Throughout its 900-year history - it was first mentioned in the Domesday Book in 1086 - Bolling Hall in East Bowling has been home to spooks a-plenty.

The hall’s most famous ghost was witnessed by the Earl of Newcastle during the English Civil War. In 1643 the Earl was stationed at Bolling Hall after his troops took over Bradford, and one night he woke up after his bed cover was tugged to see a woman wringing her hands, telling him to “Pity poor Bradford” and not carry out a massacre on the city.

The Earl was said to have been shaken up by the visitation and ordered his troops to kill only those who resisted.

Other spooky sightings at Bolling Hall include a wooden cradle rocking back and forth, a lady in white appearing to float in mid-air across a room and disappear into a fireplace, and Bradford composer Frederick Delius’s piano playing on its own. Visitors claim to have heard children playing in empty rooms, sudden shadows appearing, perfume scents in the air, and Parliamentarian officers marching through rooms.

Industrialist and social reformer Richard Oastler, known as the Factory King for his campaigning to limit children’s working hours in 19th century mills, is also said to have haunted Bolling Hall. In 1861 one of the owners’ sons awoke to see Oastler standing at the bottom of his bed - and by the following morning his father had received a telegram saying that Richard had died.

Bolton Abbey was founded in the 12th century - one of around 700 monasteries established in England.
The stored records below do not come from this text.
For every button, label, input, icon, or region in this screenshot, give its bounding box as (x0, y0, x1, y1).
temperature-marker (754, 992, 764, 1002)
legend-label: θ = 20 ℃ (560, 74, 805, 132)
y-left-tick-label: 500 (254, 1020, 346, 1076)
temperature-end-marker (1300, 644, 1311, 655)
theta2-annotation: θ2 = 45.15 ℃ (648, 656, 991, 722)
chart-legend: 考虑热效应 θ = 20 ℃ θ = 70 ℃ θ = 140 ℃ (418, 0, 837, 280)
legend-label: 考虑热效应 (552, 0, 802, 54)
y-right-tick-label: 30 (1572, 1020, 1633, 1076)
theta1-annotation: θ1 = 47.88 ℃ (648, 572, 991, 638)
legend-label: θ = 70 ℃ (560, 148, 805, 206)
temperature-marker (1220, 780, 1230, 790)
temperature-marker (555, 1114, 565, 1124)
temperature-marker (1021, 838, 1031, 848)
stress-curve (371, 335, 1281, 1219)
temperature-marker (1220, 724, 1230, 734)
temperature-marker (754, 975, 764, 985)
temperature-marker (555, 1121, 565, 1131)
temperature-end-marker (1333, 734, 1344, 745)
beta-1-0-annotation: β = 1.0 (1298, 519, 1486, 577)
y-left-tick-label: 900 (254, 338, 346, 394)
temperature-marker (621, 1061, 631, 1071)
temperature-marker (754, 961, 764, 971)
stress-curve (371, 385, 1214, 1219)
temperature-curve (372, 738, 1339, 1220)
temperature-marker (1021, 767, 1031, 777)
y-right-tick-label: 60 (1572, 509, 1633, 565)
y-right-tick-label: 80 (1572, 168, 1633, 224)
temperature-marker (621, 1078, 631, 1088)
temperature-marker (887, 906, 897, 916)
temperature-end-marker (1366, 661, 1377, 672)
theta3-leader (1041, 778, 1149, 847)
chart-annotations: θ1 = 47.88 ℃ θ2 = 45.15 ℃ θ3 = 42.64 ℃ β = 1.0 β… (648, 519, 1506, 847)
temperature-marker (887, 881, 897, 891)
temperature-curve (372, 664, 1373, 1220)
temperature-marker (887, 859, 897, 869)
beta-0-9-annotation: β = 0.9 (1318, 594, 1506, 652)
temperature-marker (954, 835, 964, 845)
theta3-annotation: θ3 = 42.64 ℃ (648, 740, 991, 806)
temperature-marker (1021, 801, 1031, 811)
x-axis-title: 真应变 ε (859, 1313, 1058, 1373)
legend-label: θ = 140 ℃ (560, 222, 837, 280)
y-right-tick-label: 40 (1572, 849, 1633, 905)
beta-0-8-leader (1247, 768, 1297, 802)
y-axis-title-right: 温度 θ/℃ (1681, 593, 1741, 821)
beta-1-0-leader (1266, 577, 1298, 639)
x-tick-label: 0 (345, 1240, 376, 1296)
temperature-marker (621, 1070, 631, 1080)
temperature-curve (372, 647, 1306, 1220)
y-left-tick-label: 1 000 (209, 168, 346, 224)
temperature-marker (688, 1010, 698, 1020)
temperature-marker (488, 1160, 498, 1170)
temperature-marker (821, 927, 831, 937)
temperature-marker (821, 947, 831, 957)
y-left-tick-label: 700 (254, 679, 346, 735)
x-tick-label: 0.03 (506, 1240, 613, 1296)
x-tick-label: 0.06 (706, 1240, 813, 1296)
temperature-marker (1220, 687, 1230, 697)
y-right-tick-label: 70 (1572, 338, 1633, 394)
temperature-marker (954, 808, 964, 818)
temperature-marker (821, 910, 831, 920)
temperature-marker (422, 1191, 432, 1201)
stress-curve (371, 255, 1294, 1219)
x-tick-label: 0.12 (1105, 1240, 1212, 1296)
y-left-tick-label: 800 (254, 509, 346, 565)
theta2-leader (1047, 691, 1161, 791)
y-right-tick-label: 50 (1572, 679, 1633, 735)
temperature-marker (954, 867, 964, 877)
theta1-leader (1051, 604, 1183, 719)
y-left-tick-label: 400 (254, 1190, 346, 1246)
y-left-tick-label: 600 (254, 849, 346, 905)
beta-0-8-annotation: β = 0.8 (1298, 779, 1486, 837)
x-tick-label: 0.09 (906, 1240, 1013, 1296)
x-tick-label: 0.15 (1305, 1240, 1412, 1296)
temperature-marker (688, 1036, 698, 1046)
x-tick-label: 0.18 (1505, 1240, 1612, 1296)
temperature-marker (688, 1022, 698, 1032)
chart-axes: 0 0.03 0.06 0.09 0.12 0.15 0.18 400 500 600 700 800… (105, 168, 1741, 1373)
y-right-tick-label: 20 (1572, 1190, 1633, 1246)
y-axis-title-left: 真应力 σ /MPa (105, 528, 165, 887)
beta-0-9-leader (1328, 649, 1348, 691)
What sets it apart from other well known monasteries in the area, such as Rievaulx and Fountains, is its moorland setting.

Ghostly sightings there have included the sounds of footsteps around the rectory, and a phantom canon re-visiting his old home.
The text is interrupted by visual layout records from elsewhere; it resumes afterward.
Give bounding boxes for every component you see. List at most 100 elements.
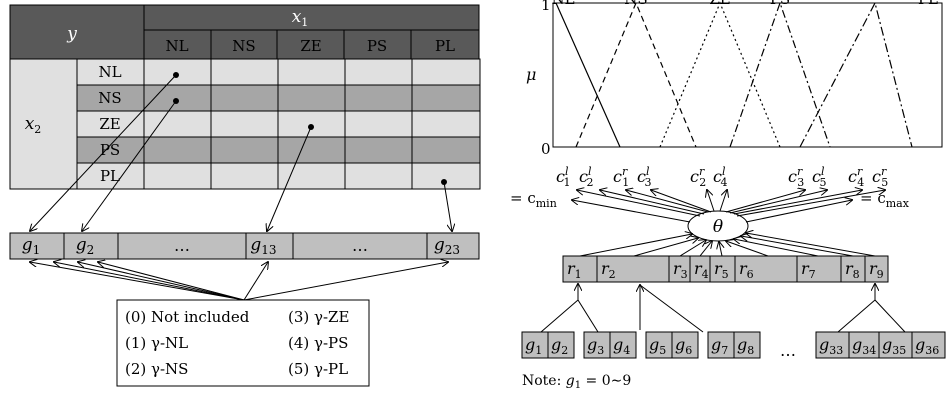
legend-item-2: (2) γ-NS: [125, 360, 188, 378]
row-header: NL: [98, 63, 121, 81]
row-header-cell: [76, 110, 145, 138]
g-label: g33: [819, 335, 843, 357]
mf-ns: [575, 1, 697, 148]
r-bar: r1 r2 r3 r4 r5 r6 r7 r8 r9: [562, 255, 889, 283]
legend-item-4: (4) γ-PS: [288, 334, 348, 352]
mf-nl: [555, 2, 621, 148]
g-cell: [671, 331, 699, 359]
gene-label: g13: [250, 235, 276, 257]
gene-cell: [245, 232, 294, 260]
row-header: ZE: [99, 115, 120, 133]
grid-cell: [143, 136, 212, 164]
table-to-gene-arrows: [30, 74, 452, 231]
g-label: g5: [649, 335, 666, 357]
grid-cell: [210, 58, 279, 86]
r-cell: [864, 255, 889, 283]
r-label: r2: [601, 259, 616, 281]
g-cell: [733, 331, 761, 359]
grid-cell: [344, 136, 413, 164]
c-label: cr 3: [788, 165, 804, 189]
grid-cell: [210, 136, 279, 164]
c-label: cr 5: [872, 165, 888, 189]
grid-cell: [143, 110, 212, 138]
c-label: cl 4: [713, 165, 728, 189]
rule-table: y x1 x2 NL NS ZE PS PL NL NS ZE PS PL: [9, 4, 481, 190]
gene-label: g1: [22, 235, 41, 257]
r-label: r1: [567, 259, 582, 281]
x1-label: x1: [292, 7, 309, 29]
c-label: cl 5: [812, 165, 827, 189]
g-groups: g1 g2 g3 g4 g5 g6 g7 g8 g33 g34 g35 g36: [521, 331, 946, 359]
r-cell: [596, 255, 670, 283]
c-labels: cl 1 cl 2 cr 1 cl 3 cr 2 cl 4 cr 3 cl 5 cr 4 cr 5: [556, 165, 888, 189]
r-cell: [840, 255, 866, 283]
c-label: cl 3: [637, 165, 652, 189]
gene-label: g23: [434, 235, 460, 257]
grid-cell: [143, 58, 212, 86]
g-label: g6: [675, 335, 692, 357]
r-label: r4: [694, 259, 709, 281]
x2-label-cell: [9, 58, 78, 190]
grid-cell: [344, 84, 413, 112]
grid-cell: [277, 84, 346, 112]
mf-pl: [799, 1, 913, 148]
r-to-theta-arrows: [579, 233, 876, 257]
gene-ellipsis: …: [352, 236, 368, 255]
gene-ellipsis: …: [174, 236, 190, 255]
legend-box: (0) Not included (1) γ-NL (2) γ-NS (3) γ…: [116, 299, 370, 387]
r-label: r9: [869, 259, 884, 281]
x2-label: x2: [25, 114, 42, 136]
column-header: PL: [435, 37, 455, 55]
grid-cell: [210, 84, 279, 112]
row-header-cell: [76, 136, 145, 164]
grid-cell: [344, 162, 413, 190]
g-label: g4: [613, 335, 630, 357]
grid-cell: [344, 58, 413, 86]
column-header: NL: [165, 37, 188, 55]
r-label: r8: [845, 259, 860, 281]
grid-cell: [210, 110, 279, 138]
r-cell: [734, 255, 798, 283]
g-label: g3: [587, 335, 604, 357]
column-headers: NL NS ZE PS PL: [165, 37, 455, 55]
membership-functions: [555, 1, 913, 148]
c-label: cl 2: [579, 165, 594, 189]
set-label: PL: [918, 0, 938, 8]
grid-cell: [411, 58, 481, 86]
g-label: g8: [737, 335, 754, 357]
g-label: g36: [915, 335, 939, 357]
row-header: PS: [100, 141, 120, 159]
r-cell: [709, 255, 736, 283]
row-headers: NL NS ZE PS PL: [76, 58, 145, 190]
mf-ps: [729, 1, 831, 148]
column-header: ZE: [300, 37, 321, 55]
g-label: g7: [711, 335, 728, 357]
row-header-cell: [76, 162, 145, 190]
plot-frame: [552, 2, 943, 148]
grid-cell: [277, 58, 346, 86]
y-tick-bottom: 0: [541, 140, 551, 158]
y-tick-top: 1: [541, 0, 551, 14]
grid-cell: [411, 84, 481, 112]
g-cell: [911, 331, 946, 359]
table-corner-label: y: [66, 24, 77, 44]
r-label: r7: [801, 259, 816, 281]
legend-to-gene-arrows: [30, 262, 448, 301]
legend-frame: [116, 299, 370, 387]
cmax-label: = cmax: [860, 189, 910, 210]
grid-cell: [277, 162, 346, 190]
legend-item-5: (5) γ-PL: [288, 360, 348, 378]
column-header: NS: [232, 37, 255, 55]
table-header-band: [9, 4, 480, 60]
r-label: r6: [739, 259, 754, 281]
grid-cell: [277, 110, 346, 138]
grid-cell: [344, 110, 413, 138]
mf-ze: [659, 1, 781, 148]
grid-cell: [411, 110, 481, 138]
gene-cell: [9, 232, 65, 260]
row-header-cell: [76, 58, 145, 86]
grid-cell: [411, 162, 481, 190]
r-cell: [562, 255, 598, 283]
Hodroyd Hall in the hamlet of Felkirk near Barnsley is a country house steeped in history. First referenced in 1144, it has been a monastic building, the country seat of the Monckton family and offices for the National Coal Board.

In 2019 the historic hall was visited by the team from TV’s Most Haunted and coins were said to have mysteriously appeared. One crew member was so spooked he had to leave.

At Ripon Workhouse Museum Ripon the grim and gloomy atmosphere of what was the last resort for the homeless and destitute has been carefully maintained to give visitors a sense of how inmates lived, worked and died. For many, the only way out was in a coffin.

A poorhouse has stood on the site since 1776 and the original building was replaced in 1854. Museum visitors have reported an overwhelming sense of being watched and followed around the site, and some say they’ve witnessed ghostly figures in the schoolroom. Poltergeist activity is said to be rife, and mists and shadows often appear. There have been reported sightings are of former workhouse residents, including a man called Stan who appears in the nurses’ room.

Whitby was famously the setting for Bram Stoker’s horror classic Dracula, and the Yorkshire seaside town, beloved of Goths, is well known for its ghostly apparitions. Whitby Abbey is said to be haunted by he ghost of St. Hilda, its founder, who roams the ruins and peers from windows. She is joined by Constance de Beverley, a nun who broke her vows of chastity and was bricked up alive inside the abbey walls. Her ghost is heard pleading for her release.